Accept No Substitutes
Italian food is as popular as ever, especially abroad. Italian-made food products were exported at a record pace last year, to the tune of over 34 billion euros. That represents a bit more than 8% of all European Union food exports. In the last five years, Italian food exports have increased by 23%, well above the EU average and remain Europe’s leader for the exporting of numerous foods. It would come as no surprise that Italy is tops in pasta and tomato sauce exports and has huge stakes in the wine and olive oil industry. What might be surprising to many is that Italy leads in the export of apples, grapes and kiwi (feel free to use that in a trivia contest). Which market does Italy absolutely dominate? Shelled hazelnuts, where more than 60% of all exports are Italian.
Between 2019 and 2020, Ferrari intends to launch an astonishing 15 new models, beginning with the Monza SP1 and SP2. Unveiled last week, the limited edition of 500 cars (each costing well in excess of $1 million) have already been entirely pre-sold. The high-tech cars are fueled by the most powerful Ferrari engine ever. In 2022, the company will debut its eagerly anticipated Purosangue (Thoroughbred) SUV, although the glamourous sports car manufacturer still refuses to call it an SUV. Said new CEO Louis Camilleri, “I don’t like the word SUV. We’ll call it Purosangue, but it will be without doubt a Ferrari.” Camilleri also said that by the 2022, about 60% of Ferrari vehicles will be hybrids. On the financial side, the company estimated its dividend payout rising to 30% of profits by 2022, compared with 25% today.

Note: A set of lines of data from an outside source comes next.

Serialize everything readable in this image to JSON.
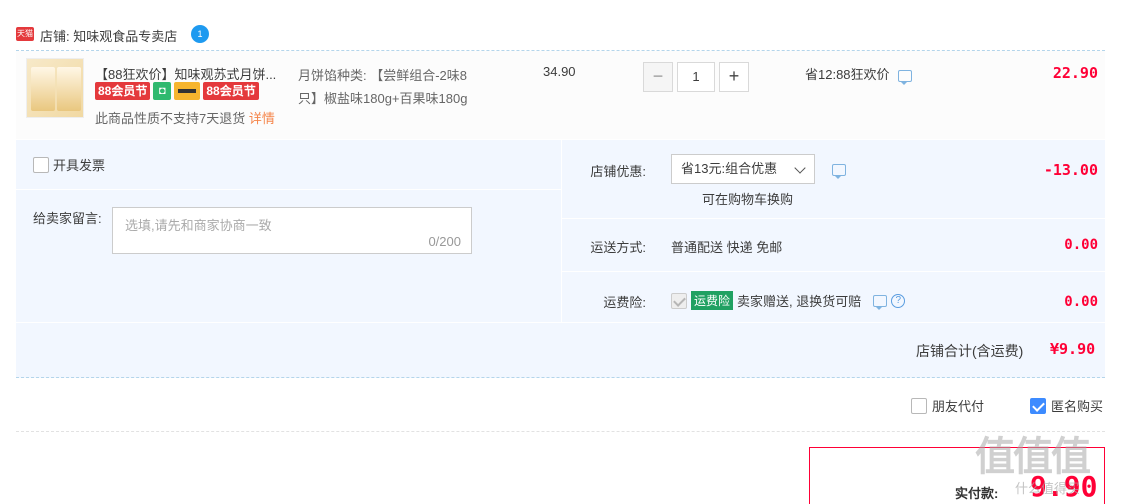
{
  "store": {
    "badge": "天猫",
    "label": "店铺: 知味观食品专卖店",
    "ww_badge": "1"
  },
  "item": {
    "title": "【88狂欢价】知味观苏式月饼...",
    "badge_a": "88会员节",
    "badge_b": "88会员节",
    "return_note": "此商品性质不支持7天退货",
    "detail_link": "详情",
    "sku_line1": "月饼馅种类: 【尝鲜组合-2味8",
    "sku_line2": "只】椒盐味180g+百果味180g",
    "price": "34.90",
    "qty": "1",
    "promo": "省12:88狂欢价",
    "total": "22.90"
  },
  "options": {
    "invoice_label": "开具发票",
    "msg_label": "给卖家留言:",
    "msg_placeholder": "选填,请先和商家协商一致",
    "msg_count": "0/200",
    "shop_discount_label": "店铺优惠:",
    "shop_discount_selected": "省13元:组合优惠",
    "shop_discount_note": "可在购物车换购",
    "shop_discount_amount": "-13.00",
    "shipping_label": "运送方式:",
    "shipping_value": "普通配送 快递 免邮",
    "shipping_amount": "0.00",
    "insurance_label": "运费险:",
    "insurance_tag": "运费险",
    "insurance_text": "卖家赠送, 退换货可赔",
    "insurance_amount": "0.00",
    "subtotal_label": "店铺合计(含运费)",
    "subtotal_value": "¥9.90"
  },
  "footer": {
    "pay_for_friend": "朋友代付",
    "anonymous": "匿名购买",
    "anonymous_checked": true,
    "actual_pay_label": "实付款:",
    "actual_pay_value": "9.90",
    "watermark": "值值值",
    "watermark_url": "什么值得买"
  }
}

Making Beer Out of Thin Air
Leave it to the Italians to make something out of nothing! Well, in this case, producing something out of thin air. The Birra Flea microbrewery in Gualdo Tadino, Umbria, has brought a new recipe to beer, extracting the water used to make its brew out of air. “Beer is made of 90 per cent water. We just extract water from the air,” said Alessandro Tozzi, a marketing spokesman for Birra Flea. It all starts with a machine that condenses hot air into water. The water is then mixed with barley malt, hops and yeast to produce beer, which at Birra Flea, are unfiltered and unpasteurized. Compressed air has been used in beer production for some time, but only during the fermentation or bottling stages. The new Birra Flea product will now compete with the brewery’s other beers which are more traditionally made, using its essential ingredient from the Rocchetta fresh water springs on the outskirts of Gualdo Tadino. As far as anyone can tell, their new beer is the only one in the world to be made out of thin air.